“It’ll be a quick tennis match, that’s for sure.”

Sumit Nagal was at his prophetic best last Friday after setting up a first-round clash against 31st seed Alexander Bublik at the Australian Open.

Bublik, a 26-year-old Kazakh is known for his big serve, powerful groundstrokes, and penchant for the uncanny. He will toss in a mixture of dropshots and underarm serves to go along with his rhythm-breaking slices – all go well with his love for keeping points short.

Nagal expected a short match on Tuesday at Melbourne Park. But the India No 1 singles player, ranked 137 in the world, would not have imagined that it would have been him who would come up with a straight-sets 6-4, 6-2, 7-6 (5) win in a two hour and 37-minute contest.

In the process, the 26-year-old Nagal became the first Indian singles player to beat a seeded player at a Grand Slam since Ramesh Krishnan beat top-seed Mats Wilander at the 1989 Australian Open.

As a qualifier, Nagal couldn’t have received a more favourable draw. Though Bublik has won three ATP Tour titles and reached six more, the Kazakhstan player has a poor Grand Slam record, failing to go past the second round in six of his eight appearances.

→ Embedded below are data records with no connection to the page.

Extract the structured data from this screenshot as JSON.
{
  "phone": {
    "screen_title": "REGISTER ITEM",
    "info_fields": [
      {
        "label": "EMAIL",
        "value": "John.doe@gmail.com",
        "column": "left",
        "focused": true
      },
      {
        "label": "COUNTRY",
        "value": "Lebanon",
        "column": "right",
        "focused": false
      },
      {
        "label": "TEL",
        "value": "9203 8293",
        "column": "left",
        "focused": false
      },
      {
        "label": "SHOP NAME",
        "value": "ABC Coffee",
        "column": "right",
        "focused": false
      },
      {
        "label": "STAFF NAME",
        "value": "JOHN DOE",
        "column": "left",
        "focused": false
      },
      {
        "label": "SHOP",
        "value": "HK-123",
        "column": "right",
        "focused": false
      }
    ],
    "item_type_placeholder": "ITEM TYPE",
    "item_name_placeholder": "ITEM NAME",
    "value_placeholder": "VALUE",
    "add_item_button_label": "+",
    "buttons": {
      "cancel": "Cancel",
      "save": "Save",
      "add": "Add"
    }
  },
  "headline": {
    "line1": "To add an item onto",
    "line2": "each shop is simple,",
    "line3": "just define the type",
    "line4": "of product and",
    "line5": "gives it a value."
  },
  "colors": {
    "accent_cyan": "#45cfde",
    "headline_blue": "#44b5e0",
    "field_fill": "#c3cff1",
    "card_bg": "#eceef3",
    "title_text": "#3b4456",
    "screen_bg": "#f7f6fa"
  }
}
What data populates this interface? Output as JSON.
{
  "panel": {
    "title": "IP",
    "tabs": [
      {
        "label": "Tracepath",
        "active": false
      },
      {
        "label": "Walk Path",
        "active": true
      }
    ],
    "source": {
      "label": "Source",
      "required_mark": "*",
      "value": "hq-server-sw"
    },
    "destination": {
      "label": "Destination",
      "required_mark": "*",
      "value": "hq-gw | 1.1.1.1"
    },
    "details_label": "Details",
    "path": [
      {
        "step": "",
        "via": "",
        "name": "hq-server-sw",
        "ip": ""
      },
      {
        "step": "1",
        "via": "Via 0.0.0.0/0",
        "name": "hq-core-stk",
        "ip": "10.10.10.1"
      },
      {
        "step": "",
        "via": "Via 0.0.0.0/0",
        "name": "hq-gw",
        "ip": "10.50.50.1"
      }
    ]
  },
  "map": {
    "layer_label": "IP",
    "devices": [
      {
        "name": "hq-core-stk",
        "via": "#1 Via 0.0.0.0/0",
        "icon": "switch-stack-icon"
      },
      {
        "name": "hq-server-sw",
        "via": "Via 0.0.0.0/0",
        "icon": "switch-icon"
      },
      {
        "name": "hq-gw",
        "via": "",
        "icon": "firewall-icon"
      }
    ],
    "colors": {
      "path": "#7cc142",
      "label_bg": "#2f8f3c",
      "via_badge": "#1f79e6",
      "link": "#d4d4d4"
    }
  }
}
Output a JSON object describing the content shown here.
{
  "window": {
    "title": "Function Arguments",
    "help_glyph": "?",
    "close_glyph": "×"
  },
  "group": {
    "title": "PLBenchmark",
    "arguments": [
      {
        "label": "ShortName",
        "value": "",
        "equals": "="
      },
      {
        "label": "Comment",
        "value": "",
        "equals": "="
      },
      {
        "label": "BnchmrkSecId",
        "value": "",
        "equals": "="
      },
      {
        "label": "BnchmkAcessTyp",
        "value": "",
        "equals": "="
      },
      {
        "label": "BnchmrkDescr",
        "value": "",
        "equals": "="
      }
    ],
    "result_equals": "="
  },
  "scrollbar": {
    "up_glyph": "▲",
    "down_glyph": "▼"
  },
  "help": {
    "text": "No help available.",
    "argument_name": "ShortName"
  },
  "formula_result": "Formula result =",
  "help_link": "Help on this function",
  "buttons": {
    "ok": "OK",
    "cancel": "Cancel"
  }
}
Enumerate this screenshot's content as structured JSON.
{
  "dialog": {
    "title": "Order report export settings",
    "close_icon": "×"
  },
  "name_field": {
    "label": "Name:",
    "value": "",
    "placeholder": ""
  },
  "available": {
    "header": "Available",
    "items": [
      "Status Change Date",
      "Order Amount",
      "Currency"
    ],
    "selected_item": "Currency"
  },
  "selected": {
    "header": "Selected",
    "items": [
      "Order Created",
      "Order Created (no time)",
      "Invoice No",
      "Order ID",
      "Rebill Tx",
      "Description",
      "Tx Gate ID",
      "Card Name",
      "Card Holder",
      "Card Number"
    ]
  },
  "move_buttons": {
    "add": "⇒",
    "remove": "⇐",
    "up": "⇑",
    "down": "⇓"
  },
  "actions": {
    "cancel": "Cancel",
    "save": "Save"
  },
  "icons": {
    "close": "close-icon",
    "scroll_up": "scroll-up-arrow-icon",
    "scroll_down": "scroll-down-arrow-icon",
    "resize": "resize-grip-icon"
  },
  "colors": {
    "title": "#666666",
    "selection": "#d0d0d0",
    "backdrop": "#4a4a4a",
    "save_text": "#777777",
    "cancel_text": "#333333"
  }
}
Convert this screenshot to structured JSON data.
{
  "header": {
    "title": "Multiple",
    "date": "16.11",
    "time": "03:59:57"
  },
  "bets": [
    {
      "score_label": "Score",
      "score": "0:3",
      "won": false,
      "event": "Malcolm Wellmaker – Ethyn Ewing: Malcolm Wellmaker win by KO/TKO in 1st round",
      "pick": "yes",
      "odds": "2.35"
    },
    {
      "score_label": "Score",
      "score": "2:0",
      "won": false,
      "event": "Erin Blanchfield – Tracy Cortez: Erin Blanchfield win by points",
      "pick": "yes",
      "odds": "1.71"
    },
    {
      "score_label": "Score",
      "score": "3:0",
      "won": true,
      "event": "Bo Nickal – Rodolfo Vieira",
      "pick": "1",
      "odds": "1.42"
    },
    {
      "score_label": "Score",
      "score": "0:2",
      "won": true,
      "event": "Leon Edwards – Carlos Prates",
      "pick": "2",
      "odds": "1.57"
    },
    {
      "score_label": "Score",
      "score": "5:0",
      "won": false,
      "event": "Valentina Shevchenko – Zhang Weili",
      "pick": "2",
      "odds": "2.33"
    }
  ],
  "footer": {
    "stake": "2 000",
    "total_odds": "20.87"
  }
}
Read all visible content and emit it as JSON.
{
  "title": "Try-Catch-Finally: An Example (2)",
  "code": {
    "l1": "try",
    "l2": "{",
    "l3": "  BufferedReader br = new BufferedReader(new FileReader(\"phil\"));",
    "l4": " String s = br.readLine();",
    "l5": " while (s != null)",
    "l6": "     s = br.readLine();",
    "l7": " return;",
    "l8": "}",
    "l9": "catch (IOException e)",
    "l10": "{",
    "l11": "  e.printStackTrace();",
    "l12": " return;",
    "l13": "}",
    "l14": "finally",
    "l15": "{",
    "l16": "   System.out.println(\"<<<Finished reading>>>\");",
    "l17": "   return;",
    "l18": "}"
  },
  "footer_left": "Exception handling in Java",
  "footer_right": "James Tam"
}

The world No 27, despite his attractive game, is temperamental. On Court 6 of Melbourne Park on Tuesday, he struggled to deal with the windy conditions. Though he served up 13 aces, he also committed nine double faults to go with it and had a first serve in percentage of just 53%. Nagal, in contrast, had just one ace, made no double faults and landed his first serve in 75% of the time.

Speaking after the match, Nagal said, “The plan was to keep the first-serve percentage very high and not give Sascha [Bublik] too many chances, too many look-arounds where he can pressure in the second return, and I think I did that pretty well.”

Both players began the match by dropping games on their serve before Nagal won three games in a row to open a 4-1 lead. However, Bublik showed his quality to win the next two games. Nagal held his serve to stay ahead and eventually take the first game.

The second set was an easier one for Nagal as Bublik racked up the unforced errors even as Nagal kept it simple at the other end to win the set 6-2 in 43 minutes.

Even amidst doing the simple things, Nagal would come up with shots that displayed his quality. Midway through the game with the scores at 3-3 in the third set, Bublik played the softest of drop shots. Nagal was on to it in a flash and smacked a forehand winner and then followed it up with an outrageous forehand return winner on the next point.

That passage of play helped Nagal win the first break of the set and he followed it up with a love-hold to come within a game of reaching the second round.

However, Bublik finally showcased his quality, winning the next three games to take a 6-5 lead before Nagal eventually took the set to a tie-break.

The Indian had the momentum on his side and he duly brought up three match points. Bublik fought back to save two.

On the third match point for Nagal, in what perhaps best summed up Bublik’s game, the Kazakh committed a double fault.

Much of this match depended on what form Bublik would turn up in. Would he come in with the mentality of being a player ready to beat the best – which he does have more often than not. Or will he come in as the temperamental star who will let the conditions get the better of him and throw away points.

The latter appeared. But taking nothing away from Nagal, he was ready to play and willing to work hard for every point. He deserved the win.

It was over a year ago when Nagal last played in the main draw of an ATP event, when he lost in the first-round of the now-defunct Pune Open. Since then, Nagal had struggled to even get into the main draw of Challenger Tour events.

Even his journey in Melbourne hasn’t been an easy one. A standoff with the All India Tennis Association saw the national body refuse to send Nagal’s nomination for a wild card to the year’s first Grand Slam. It forced the player from Jhajjar, Haryana to work his way up through the qualifying rounds.

Nagal then had to battle an ab injury in the final round of qualification before eventually securing his place in the main draw.

As fans made themselves available for autographs and selfies behind Nagal’s chair at Court 6, the Indian spent a couple of minutes catching his breath and allowing his body, which has borne its share of scars, to relax.

It was only then that he allowed himself a moment of celebration.

In that roar, you could feel the pent-up frustration of the last 12 months being released.

“[I am] enjoying the moment, because you have to kind of enjoy this,” Nagal said. “It doesn't stay forever. You never know in tennis what happens next. That's what my coach says: You have to enjoy the moment, live in the present.”

Nagal will next take on 18-year-old Shang Jungcheng of China in the second round with the winner potentially facing two-time Major winner Carlos Alcaraz in the third round.

Bhambri bows out

Yuki Bhambri and his Dutch partner Robin Haase bowed out in the men’s doubles first round. The pair lost 1-6, 7-6 (8), 7-6 (7) to the pair of Nicolas Barrientos and Rafael Matos.

The Indo-Dutch pair had multiple match points in the second and third sets but failed to convert them.

Rohan Bopanna and his Australian partner Matthew Ebden will begin their men’s doubles campaign on Thursday.